Air laut yang sangat deras mengancam akan menarik Floria ke dasar laut, namun tubuh Zanarf yang kokoh dengan kuat mendorongnya kembali ke permukaan.
“Batuk, batuk…”
“Sedikit lagi. Gadis yang baik. Sedikit lagi, teruslah maju.”
Lengan Zanarf yang terentang mencengkeram tali dari perahu itu menegang, urat-uratnya menonjol. Otot-ototnya yang bengkak bergetar karena berusaha.
Floria menahan napas. Melawan arus, dia menopang mereka berdua hanya dengan satu tangan. Merasa bersalah, dia dengan lembut menempelkan bibirnya ke bahu pria itu, berharap bisa sedikit meredakan rasa sakitnya.
“Hei, Zanarf! Pegang erat-erat cincin penyelamat itu!”
Tanpa menyadarinya, mereka telah lolos dari pusaran air dan hanyut kembali ke arus surut yang lebih lembut.

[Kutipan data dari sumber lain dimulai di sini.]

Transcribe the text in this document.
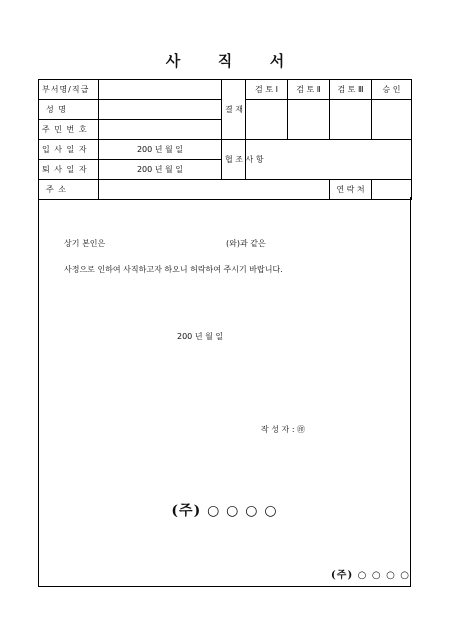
사	직	서
부서명/직급		결 재	검 토 Ⅰ	검 토 Ⅱ	검 토 Ⅲ	승 인

성 명						

주 민 번 호						
입 사 일 자	200 년 월 일	협 조 사 항				
퇴 사 일 자	200 년 월 일					

주 소					연 락 처	
상기 본인은	(와)과 같은
사정으로 인하여 사직하고자 하오니 허락하여 주시기 바랍니다.
200 년 월 일
작 성 자 : ㊞
(주) ○ ○ ○ ○
(주) ○ ○ ○ ○
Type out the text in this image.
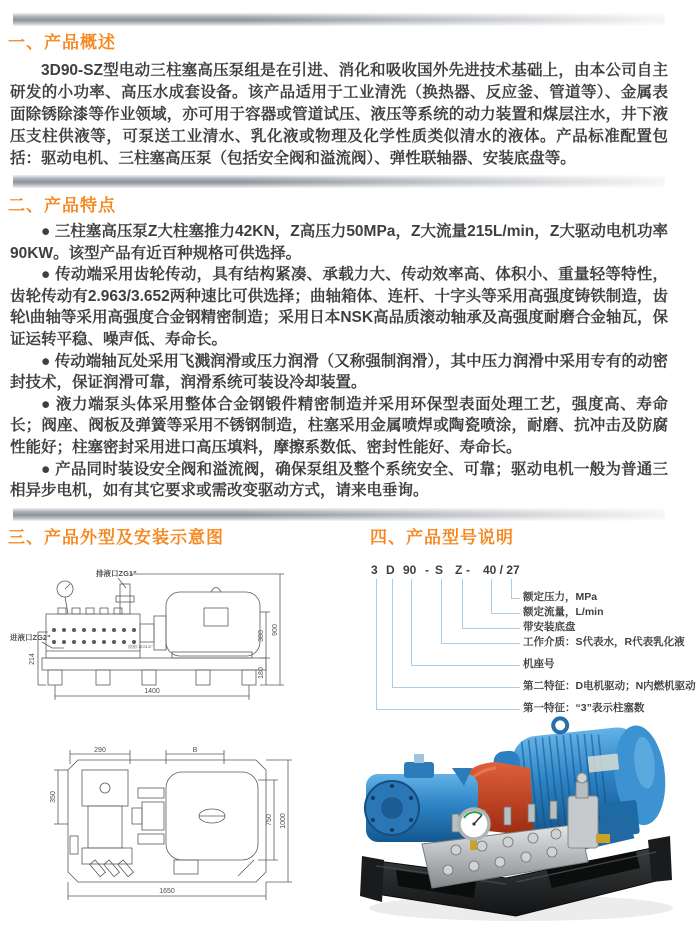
一、产品概述

3D90-SZ型电动三柱塞高压泵组是在引进、消化和吸收国外先进技术基础上，由本公司自主研发的小功率、高压水成套设备。该产品适用于工业清洗（换热器、反应釜、管道等）、金属表面除锈除漆等作业领域，亦可用于容器或管道试压、液压等系统的动力装置和煤层注水，井下液压支柱供液等，可泵送工业清水、乳化液或物理及化学性质类似清水的液体。产品标准配置包括：驱动电机、三柱塞高压泵（包括安全阀和溢流阀）、弹性联轴器、安装底盘等。

二、产品特点

● 三柱塞高压泵Z大柱塞推力42KN，Z高压力50MPa，Z大流量215L/min，Z大驱动电机功率90KW。该型产品有近百种规格可供选择。

● 传动端采用齿轮传动，具有结构紧凑、承载力大、传动效率高、体积小、重量轻等特性，齿轮传动有2.963/3.652两种速比可供选择；曲轴箱体、连杆、十字头等采用高强度铸铁制造，齿轮\曲轴等采用高强度合金钢精密制造；采用日本NSK高品质滚动轴承及高强度耐磨合金轴瓦，保证运转平稳、噪声低、寿命长。

● 传动端轴瓦处采用飞溅润滑或压力润滑（又称强制润滑），其中压力润滑中采用专有的动密封技术，保证润滑可靠，润滑系统可装设冷却装置。

● 液力端泵头体采用整体合金钢锻件精密制造并采用环保型表面处理工艺，强度高、寿命长；阀座、阀板及弹簧等采用不锈钢制造，柱塞采用金属喷焊或陶瓷喷涂，耐磨、抗冲击及防腐性能好；柱塞密封采用进口高压填料，摩擦系数低、密封性能好、寿命长。

● 产品同时装设安全阀和溢流阀，确保泵组及整个系统安全、可靠；驱动电机一般为普通三相异步电机，如有其它要求或需改变驱动方式，请来电垂询。

三、产品外型及安装示意图	四、产品型号说明
排液口ZG1"
进液口ZG2"
放液口ZG1/2"
214
1400
380
180
900
290	B
350
750 1000
1650
3 D 90 - S Z - 40 / 27
额定压力，MPa
额定流量，L/min
带安装底盘
工作介质：S代表水，R代表乳化液
机座号
第二特征：D电机驱动；N内燃机驱动
第一特征：“3”表示柱塞数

Pria besar yang dilihatnya pada malam penyerangan itu sedang mencondongkan tubuhnya ke luar dek, sambil melemparkan pelampung yang diikatkan pada seutas tali.
Zanarf melepaskan pegangannya pada tali dan mengayuh dengan kuat untuk meraih pelampung.

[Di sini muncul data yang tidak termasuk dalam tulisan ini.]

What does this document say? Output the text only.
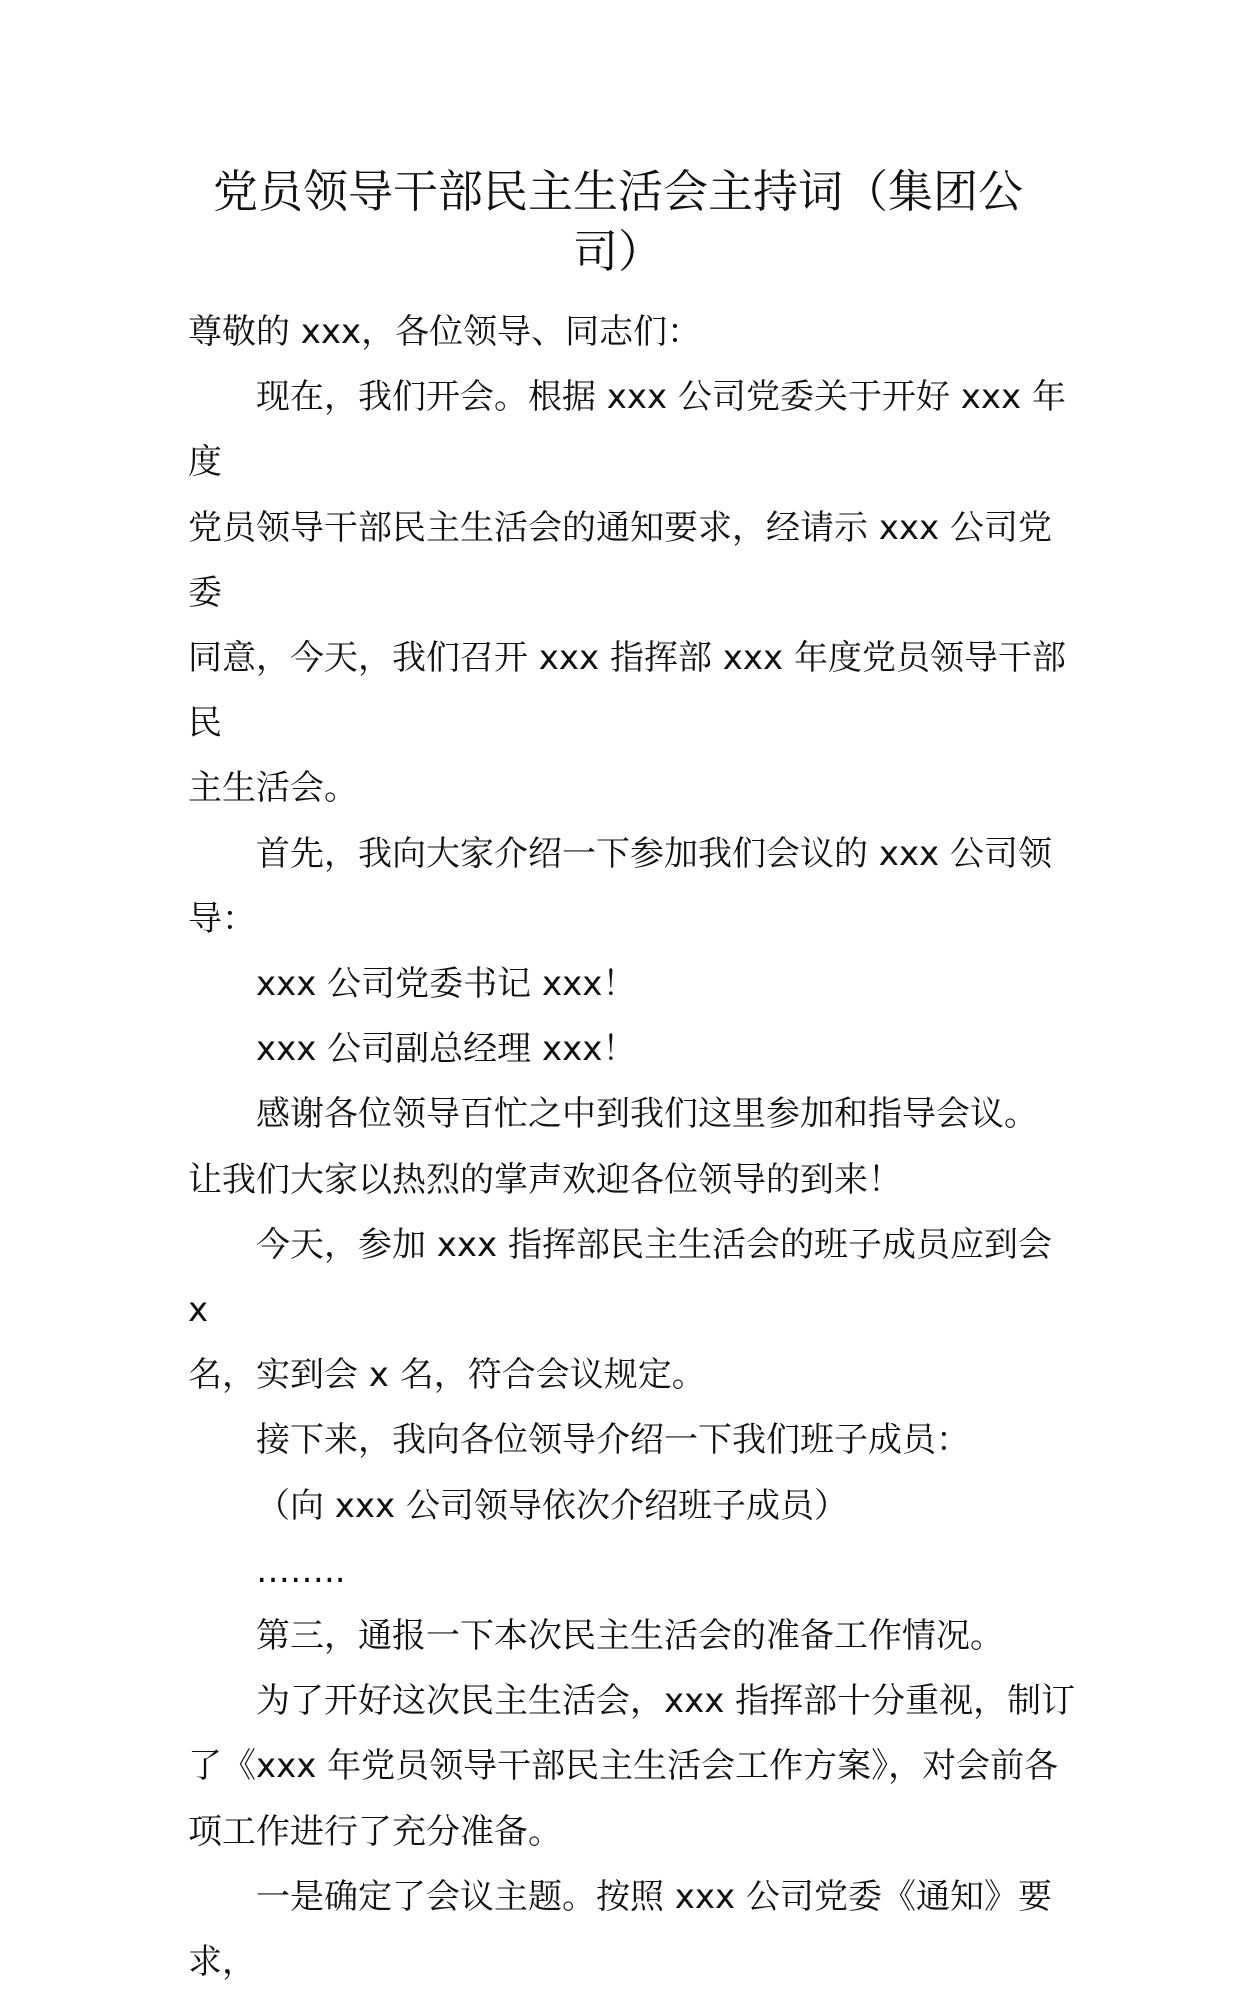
党员领导干部民主生活会主持词（集团公
司）
尊敬的 xxx，各位领导、同志们：
现在，我们开会。根据 xxx 公司党委关于开好 xxx 年度
党员领导干部民主生活会的通知要求，经请示 xxx 公司党委
同意，今天，我们召开 xxx 指挥部 xxx 年度党员领导干部民
主生活会。
首先，我向大家介绍一下参加我们会议的 xxx 公司领导：
xxx 公司党委书记 xxx！
xxx 公司副总经理 xxx！
感谢各位领导百忙之中到我们这里参加和指导会议。
让我们大家以热烈的掌声欢迎各位领导的到来！
今天，参加 xxx 指挥部民主生活会的班子成员应到会 x
名，实到会 x 名，符合会议规定。
接下来，我向各位领导介绍一下我们班子成员：
（向 xxx 公司领导依次介绍班子成员）
……..
第三，通报一下本次民主生活会的准备工作情况。
为了开好这次民主生活会，xxx 指挥部十分重视，制订
了《xxx 年党员领导干部民主生活会工作方案》，对会前各
项工作进行了充分准备。
一是确定了会议主题。按照 xxx 公司党委《通知》要求，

Ketika Zanarf akhirnya menghela napas lega, Floria menyadari mereka telah diselamatkan.
Dia nyaris tertelan pusaran air dan kehilangan nyawanya, tetapi Zanarf datang menyelamatkannya.
Sebuah tangga tali diturunkan dari kapal, dan dengan Zanarf masih menggendong Floria, mereka naik ke atas kapal. Saat pria besar itu menarik mereka, Zanarf menatap Floria dengan tatapan tajam.

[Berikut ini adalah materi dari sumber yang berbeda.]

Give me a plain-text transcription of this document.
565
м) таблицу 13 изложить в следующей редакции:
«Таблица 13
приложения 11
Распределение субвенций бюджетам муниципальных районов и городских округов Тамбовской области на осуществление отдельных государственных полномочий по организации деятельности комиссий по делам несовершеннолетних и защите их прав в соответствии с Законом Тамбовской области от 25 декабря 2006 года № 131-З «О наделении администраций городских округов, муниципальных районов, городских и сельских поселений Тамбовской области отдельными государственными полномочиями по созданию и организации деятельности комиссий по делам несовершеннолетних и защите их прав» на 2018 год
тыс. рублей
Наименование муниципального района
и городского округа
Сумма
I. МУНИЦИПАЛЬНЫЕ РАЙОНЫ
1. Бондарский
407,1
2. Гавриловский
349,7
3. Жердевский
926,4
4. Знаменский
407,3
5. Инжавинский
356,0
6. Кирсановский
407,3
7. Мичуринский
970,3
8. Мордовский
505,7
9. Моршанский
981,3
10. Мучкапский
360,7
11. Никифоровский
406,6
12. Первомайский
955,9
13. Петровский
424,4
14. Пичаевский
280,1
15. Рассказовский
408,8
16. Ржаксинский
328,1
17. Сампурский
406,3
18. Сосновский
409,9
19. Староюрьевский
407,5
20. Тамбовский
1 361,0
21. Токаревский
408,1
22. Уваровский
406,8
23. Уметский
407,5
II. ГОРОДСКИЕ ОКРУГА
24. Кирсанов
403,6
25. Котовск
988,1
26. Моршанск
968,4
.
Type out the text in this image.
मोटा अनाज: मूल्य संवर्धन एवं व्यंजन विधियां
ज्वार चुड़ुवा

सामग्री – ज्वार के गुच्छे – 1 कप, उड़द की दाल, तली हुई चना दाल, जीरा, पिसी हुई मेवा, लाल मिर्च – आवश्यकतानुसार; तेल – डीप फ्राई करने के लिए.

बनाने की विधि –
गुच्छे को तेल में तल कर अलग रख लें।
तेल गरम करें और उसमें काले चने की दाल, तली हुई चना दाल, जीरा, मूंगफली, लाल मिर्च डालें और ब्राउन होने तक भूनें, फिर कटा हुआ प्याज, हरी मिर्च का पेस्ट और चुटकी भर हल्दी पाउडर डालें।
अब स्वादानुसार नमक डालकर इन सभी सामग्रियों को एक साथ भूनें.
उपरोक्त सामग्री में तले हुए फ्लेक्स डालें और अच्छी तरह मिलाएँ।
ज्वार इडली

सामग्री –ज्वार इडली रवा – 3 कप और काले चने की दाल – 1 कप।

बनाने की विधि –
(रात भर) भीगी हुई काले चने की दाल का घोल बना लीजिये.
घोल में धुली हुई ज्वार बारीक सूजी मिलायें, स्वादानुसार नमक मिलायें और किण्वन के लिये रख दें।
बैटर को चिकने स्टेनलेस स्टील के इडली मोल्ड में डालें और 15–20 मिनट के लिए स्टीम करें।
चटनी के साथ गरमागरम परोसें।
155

“Dasar gadis bodoh! Apa yang kau pikirkan, mencoba melarikan diri dengan perahu kecil itu?”
Floria terdiam mendengar nada bicaranya yang kasar. Dia menggelengkan kepalanya dalam diam, air mata mengalir di matanya.
“──Tidak, bukan itu. Aku tidak mencoba melarikan diri.”
‘Saya hanya menaiki perahu kecil itu sebentar… Tapi itu akhirnya membahayakan nyawa Zanarf.’
“Lalu kenapa? Kenapa kamu pergi naik perahu?”
Di samping Zanarf, seorang pria bertubuh besar dan awak kapal telah berkumpul dan mengelilingi keduanya. Mereka tampak sangat penasaran.
“Oh, burung beo…”
Floria akhirnya berhasil bicara, mengeluarkan suara kecil seperti membersihkan tenggorokan.
“Bagaimana dengan burung beo itu?”
“Saya sedang berjalan-jalan di pantai dan melihat seekor burung beo cantik bertengger di atas perahu kecil, dan saya ingin sekali menyentuh burung beo itu. Burung itu sangat lucu, dan saya pun membelai bulunya di atas perahu, dan sebelum saya menyadarinya, saya sudah terhanyut…”
Mulut Zanarf ternganga
Seekor burung beo?
Dia sedang mengelus burung beo lalu pergi?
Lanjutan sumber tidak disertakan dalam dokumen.